Brothers-Valleys

Club information
- Full name: Brothers-Valleys Rugby League Football Club
- Nickname(s): The Leprechauns
- Colours: Dark blue, royal blue and white
- Founded: 2002; 23 years ago
- Exited: 2004; 21 years ago

Former details
- Ground(s): Perry Park, O'Callaghan Park;
- Competition: Queensland Cup, Brisbane A-Grade Rugby League
- 2015: 3rd
- Current season

= Brothers-Valleys =

Defunct Australian rugby league club, based in Brisbane, QLD

Brothers-Valleys were a rugby league team formed from a merger between the Brothers and Fortitude Valley Diehards teams in 2002. The team debuted in a pre-season match against St George-Illawarra in 2002, and for the next two seasons competed in the Brisbane A Grade Mixwell Cup and Mixwell Colts competitions, playing out of Perry Park in Mayne, Brisbane. In 2004 they moved to O'Callaghan Park in Zillmere and were accepted into the Queensland Cup, but in a year of poor performances both on and off the field they failed to win a single game and only managed a draw against the Souths Logan Magpies.

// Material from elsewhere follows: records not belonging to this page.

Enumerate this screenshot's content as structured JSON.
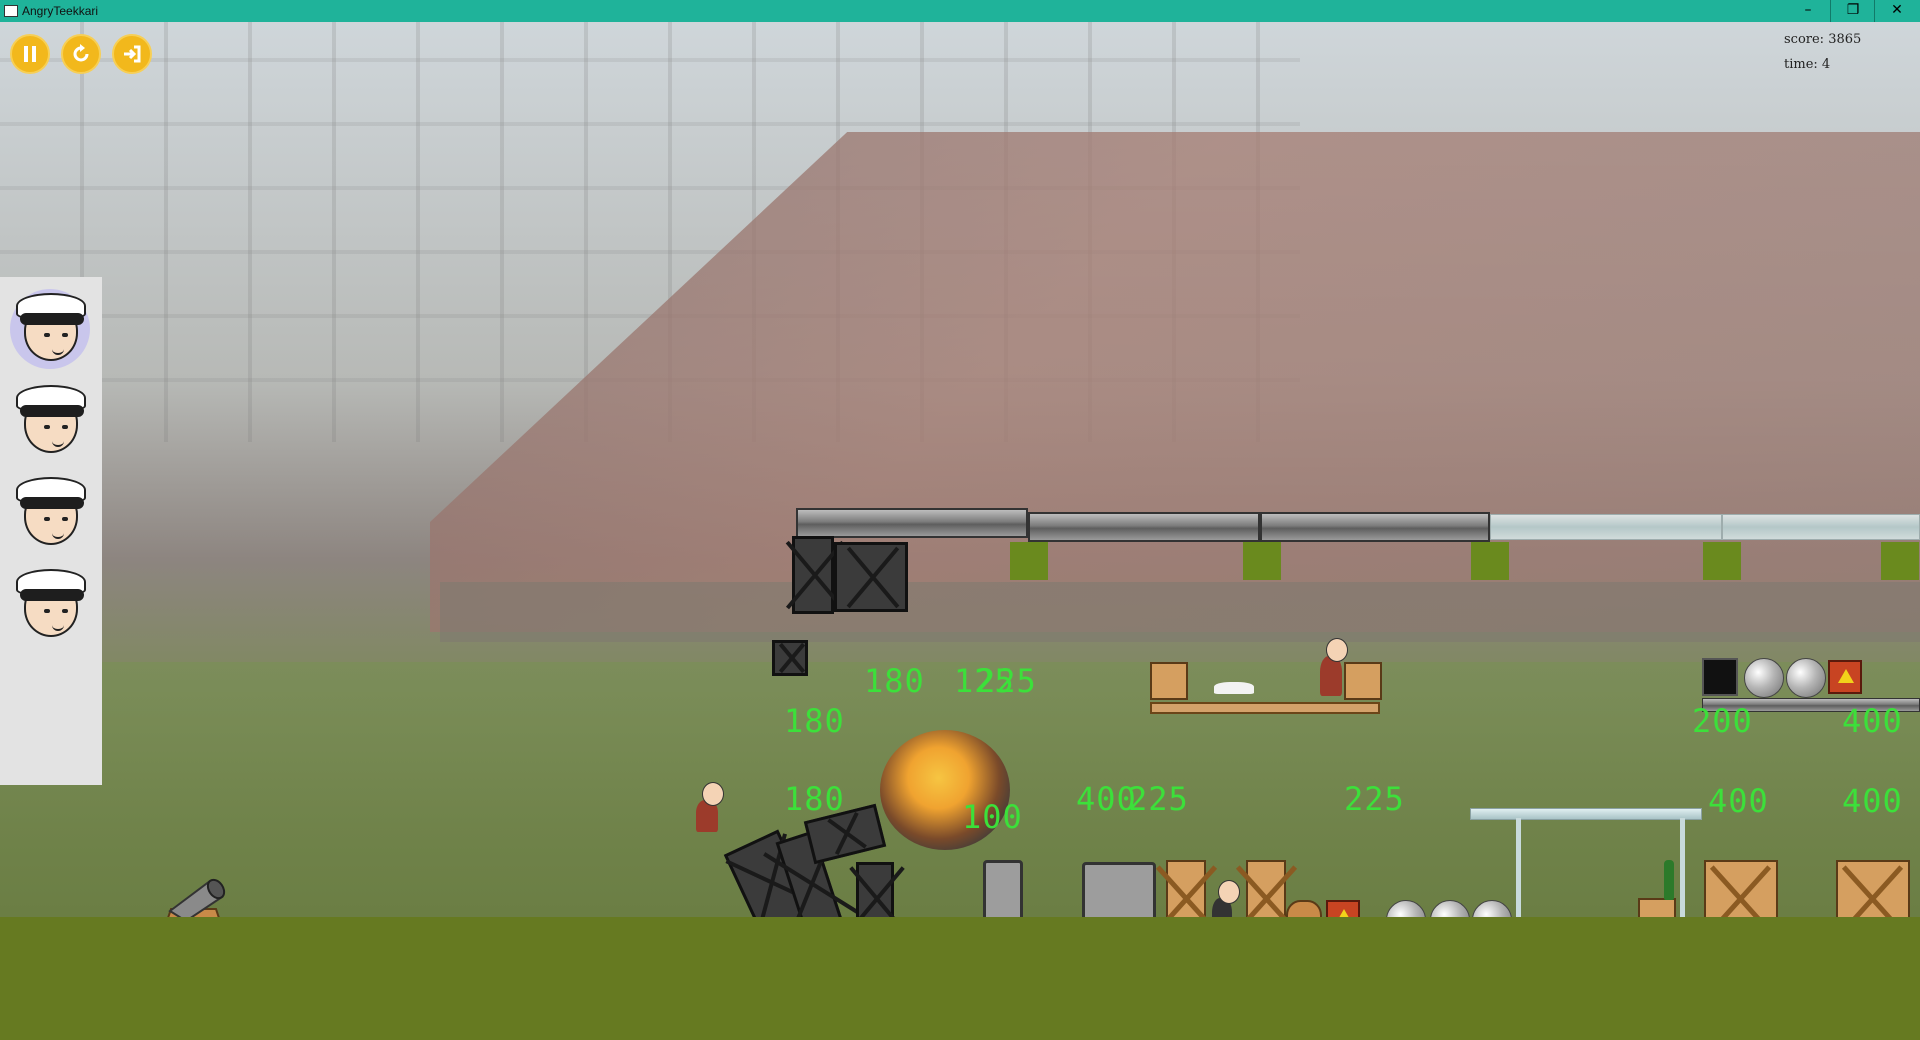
{
  "window": {
    "title": "AngryTeekkari",
    "minimize_glyph": "–",
    "maximize_glyph": "❐",
    "close_glyph": "✕"
  },
  "hud": {
    "score_text": "score: 3865",
    "time_text": "time: 4",
    "buttons": [
      {
        "name": "pause",
        "icon": "pause-icon"
      },
      {
        "name": "restart",
        "icon": "restart-icon"
      },
      {
        "name": "exit",
        "icon": "exit-icon"
      }
    ]
  },
  "ammo": {
    "remaining": 4,
    "active_index": 0,
    "character": "teekkari with white cap"
  },
  "debug_labels": [
    {
      "text": "180"
    },
    {
      "text": "125"
    },
    {
      "text": "225"
    },
    {
      "text": "180"
    },
    {
      "text": "180"
    },
    {
      "text": "100"
    },
    {
      "text": "400"
    },
    {
      "text": "225"
    },
    {
      "text": "225"
    },
    {
      "text": "200"
    },
    {
      "text": "400"
    },
    {
      "text": "400"
    },
    {
      "text": "400"
    },
    {
      "text": "400"
    }
  ],
  "colors": {
    "titlebar": "#1fb39a",
    "hud_button": "#f2b81c",
    "ground": "#667a21",
    "debug_text": "#3ce03a"
  }
}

On 22 November 2004 the Queensland Rugby League announced that:
The only club not participating in 2005 will be Brothers Valleys Diehards. While the QRL acknowledges the rich history associated with the organisation, the club’s inability to meet specified guidelines has resulted in this situation. Avenues remain open for the club to apply to be part of lower grade competitions in the South East Division.